Over the past two weeks, we have suffered the loss of some of our country’s brilliant doctors, and the closing of the doors of some private hospitals to Covid-19 patients. I just hope the emergency powers granted to President Duterte would truly be used to finally slow down, if not completely, halt the pandemic. Otherwise, all of us should gear up for the possibility that we would have very few healthcare professionals left to administer to the nation.
It is simply criminal. Frontliners still continue to do their sworn duties even if they have been coerced to put their own safety on the line by those who comfortably lounge in their blinkered nests. As the possibility of an upward curb stares at the entire world, other countries are bracing for the virus onslaught by directing scarce resources where they are needed the most to save the lives of their people.

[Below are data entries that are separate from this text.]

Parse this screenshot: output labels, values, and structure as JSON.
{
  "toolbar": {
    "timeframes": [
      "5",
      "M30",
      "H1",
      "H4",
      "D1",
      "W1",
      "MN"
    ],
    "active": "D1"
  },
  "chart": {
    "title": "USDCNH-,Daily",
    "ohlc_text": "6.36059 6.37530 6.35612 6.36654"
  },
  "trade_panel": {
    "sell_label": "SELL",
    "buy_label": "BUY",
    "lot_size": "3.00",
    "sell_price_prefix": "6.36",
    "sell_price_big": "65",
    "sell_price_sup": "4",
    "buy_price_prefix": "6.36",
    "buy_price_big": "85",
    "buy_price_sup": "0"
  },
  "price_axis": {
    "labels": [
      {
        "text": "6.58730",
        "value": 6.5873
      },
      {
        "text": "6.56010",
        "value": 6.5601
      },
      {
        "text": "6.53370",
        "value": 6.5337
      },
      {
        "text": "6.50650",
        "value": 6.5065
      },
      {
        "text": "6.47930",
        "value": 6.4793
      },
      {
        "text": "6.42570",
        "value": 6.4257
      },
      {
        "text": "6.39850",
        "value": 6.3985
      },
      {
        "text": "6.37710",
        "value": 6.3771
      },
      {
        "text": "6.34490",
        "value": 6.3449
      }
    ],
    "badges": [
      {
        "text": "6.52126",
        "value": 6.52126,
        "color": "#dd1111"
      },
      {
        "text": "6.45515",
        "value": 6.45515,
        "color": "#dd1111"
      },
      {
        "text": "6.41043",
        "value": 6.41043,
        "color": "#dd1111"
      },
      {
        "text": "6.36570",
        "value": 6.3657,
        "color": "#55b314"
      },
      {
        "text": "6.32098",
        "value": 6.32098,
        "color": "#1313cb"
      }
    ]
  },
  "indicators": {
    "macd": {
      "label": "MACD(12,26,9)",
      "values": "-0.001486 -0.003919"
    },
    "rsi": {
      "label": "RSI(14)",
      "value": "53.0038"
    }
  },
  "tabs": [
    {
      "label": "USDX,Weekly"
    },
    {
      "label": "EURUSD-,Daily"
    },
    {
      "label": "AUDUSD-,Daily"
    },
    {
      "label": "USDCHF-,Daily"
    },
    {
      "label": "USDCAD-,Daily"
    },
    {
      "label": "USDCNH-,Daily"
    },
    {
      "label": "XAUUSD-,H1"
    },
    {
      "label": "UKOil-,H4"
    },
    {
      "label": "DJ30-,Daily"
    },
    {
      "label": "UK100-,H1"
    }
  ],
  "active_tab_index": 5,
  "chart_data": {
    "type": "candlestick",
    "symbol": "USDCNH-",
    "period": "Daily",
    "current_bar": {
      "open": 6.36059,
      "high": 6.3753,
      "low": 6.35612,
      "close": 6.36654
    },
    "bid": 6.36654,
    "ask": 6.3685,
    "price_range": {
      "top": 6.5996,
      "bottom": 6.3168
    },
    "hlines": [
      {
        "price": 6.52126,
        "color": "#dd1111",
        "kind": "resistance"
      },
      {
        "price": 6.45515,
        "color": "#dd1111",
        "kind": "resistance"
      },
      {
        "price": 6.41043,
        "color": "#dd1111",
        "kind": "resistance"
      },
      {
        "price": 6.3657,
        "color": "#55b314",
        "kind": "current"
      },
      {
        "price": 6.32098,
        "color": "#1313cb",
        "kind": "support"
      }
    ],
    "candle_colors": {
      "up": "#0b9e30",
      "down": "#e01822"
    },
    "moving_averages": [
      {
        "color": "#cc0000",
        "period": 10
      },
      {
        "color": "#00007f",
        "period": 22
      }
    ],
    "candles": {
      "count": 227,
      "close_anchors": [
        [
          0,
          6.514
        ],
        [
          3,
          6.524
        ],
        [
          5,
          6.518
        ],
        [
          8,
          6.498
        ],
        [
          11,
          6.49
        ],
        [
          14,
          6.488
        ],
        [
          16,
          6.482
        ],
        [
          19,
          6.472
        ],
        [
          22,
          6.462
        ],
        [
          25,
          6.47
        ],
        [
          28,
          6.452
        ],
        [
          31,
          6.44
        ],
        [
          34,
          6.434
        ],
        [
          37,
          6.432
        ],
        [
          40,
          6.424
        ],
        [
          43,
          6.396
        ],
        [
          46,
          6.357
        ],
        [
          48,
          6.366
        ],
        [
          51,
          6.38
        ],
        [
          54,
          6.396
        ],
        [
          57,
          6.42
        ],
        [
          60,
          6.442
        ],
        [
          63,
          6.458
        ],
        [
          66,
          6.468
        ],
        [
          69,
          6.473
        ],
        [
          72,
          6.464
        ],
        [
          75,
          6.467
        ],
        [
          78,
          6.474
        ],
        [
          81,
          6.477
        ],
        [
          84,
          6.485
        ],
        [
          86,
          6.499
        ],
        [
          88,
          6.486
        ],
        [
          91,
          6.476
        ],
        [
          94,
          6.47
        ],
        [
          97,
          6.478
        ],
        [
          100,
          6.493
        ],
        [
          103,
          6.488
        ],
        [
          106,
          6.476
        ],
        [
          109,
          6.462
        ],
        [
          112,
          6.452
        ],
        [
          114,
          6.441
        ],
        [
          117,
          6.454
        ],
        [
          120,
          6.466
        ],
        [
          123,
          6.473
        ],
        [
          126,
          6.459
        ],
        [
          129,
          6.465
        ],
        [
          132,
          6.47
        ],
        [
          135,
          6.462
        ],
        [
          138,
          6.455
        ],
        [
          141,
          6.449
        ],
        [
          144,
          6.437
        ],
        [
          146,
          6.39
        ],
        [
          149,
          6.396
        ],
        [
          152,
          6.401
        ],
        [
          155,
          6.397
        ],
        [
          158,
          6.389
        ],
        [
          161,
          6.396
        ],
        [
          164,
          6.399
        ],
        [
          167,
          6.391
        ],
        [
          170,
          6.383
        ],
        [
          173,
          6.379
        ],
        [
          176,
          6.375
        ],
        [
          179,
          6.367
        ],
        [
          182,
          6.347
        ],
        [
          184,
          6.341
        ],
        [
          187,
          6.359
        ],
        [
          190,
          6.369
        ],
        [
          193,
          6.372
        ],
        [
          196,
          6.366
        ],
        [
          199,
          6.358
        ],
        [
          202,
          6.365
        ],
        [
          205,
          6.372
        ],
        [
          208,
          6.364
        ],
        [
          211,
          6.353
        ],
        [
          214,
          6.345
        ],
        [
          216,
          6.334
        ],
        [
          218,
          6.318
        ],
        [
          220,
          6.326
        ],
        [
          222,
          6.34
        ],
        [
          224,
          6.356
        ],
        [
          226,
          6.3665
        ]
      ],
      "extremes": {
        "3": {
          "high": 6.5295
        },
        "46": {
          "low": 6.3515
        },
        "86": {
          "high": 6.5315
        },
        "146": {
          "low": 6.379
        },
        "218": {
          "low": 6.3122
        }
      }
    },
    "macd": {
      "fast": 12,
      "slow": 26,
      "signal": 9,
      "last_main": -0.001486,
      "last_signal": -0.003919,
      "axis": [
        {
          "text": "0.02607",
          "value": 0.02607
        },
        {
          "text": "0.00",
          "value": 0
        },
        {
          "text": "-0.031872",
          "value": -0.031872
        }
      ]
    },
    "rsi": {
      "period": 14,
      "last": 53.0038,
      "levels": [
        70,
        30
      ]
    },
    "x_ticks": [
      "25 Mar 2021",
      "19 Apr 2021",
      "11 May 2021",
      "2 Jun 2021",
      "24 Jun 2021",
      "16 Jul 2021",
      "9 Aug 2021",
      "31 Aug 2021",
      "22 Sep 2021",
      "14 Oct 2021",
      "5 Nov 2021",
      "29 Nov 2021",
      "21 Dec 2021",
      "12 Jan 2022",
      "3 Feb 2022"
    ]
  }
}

In the US, top priority goes “to those who have been hospitalized, along with health-care workers, symptomatic residents of long-term care facilities, and people over 65— especially those with heart and lung disease, which place them at higher risk.” According to Anthony S. Fauci, director of the National Institute of Allergy and Infectious Diseases, “Not every single person in the US needs to get tested. When you go in and get tested, you are consuming personal protective equipment, masks and gowns—those are high priority for the health-care workers who are taking care of people who have coronavirus disease.”
“In a universe where masks and gowns are starting to become scarce,” warned Demetre Daskalakis, deputy commissioner for the Division of Disease Control of the New York City Department of Health and Mental Hygiene, “every time we test someone who doesn’t need one, we’re taking that mask and gown away from someone in the intensive care unit.”
In the Philippines, Cayetano still denies that there is a shortage of testing kits and personal protective equipment.
“Reprehensible” is too light a word to use. When your mayor crows on social media and posts pictures of endless food on the table on her birthday—at the height of the pandemic that requires everyone to stay home—she basically filches N95 masks from the nurses in her city. Each time your representative makes an appeal to people to stay home and scrimp while he sits on a bagful of his pork barrel, he fleeces the ICU staff in your province of countless ventilators.
We shouldn’t have come to this, if only our leaders had acted decisively early on to contain the virus. I just hope that the extra powers given to President Duterte would be used judiciously and expeditiously, before he runs out of time to do what is right.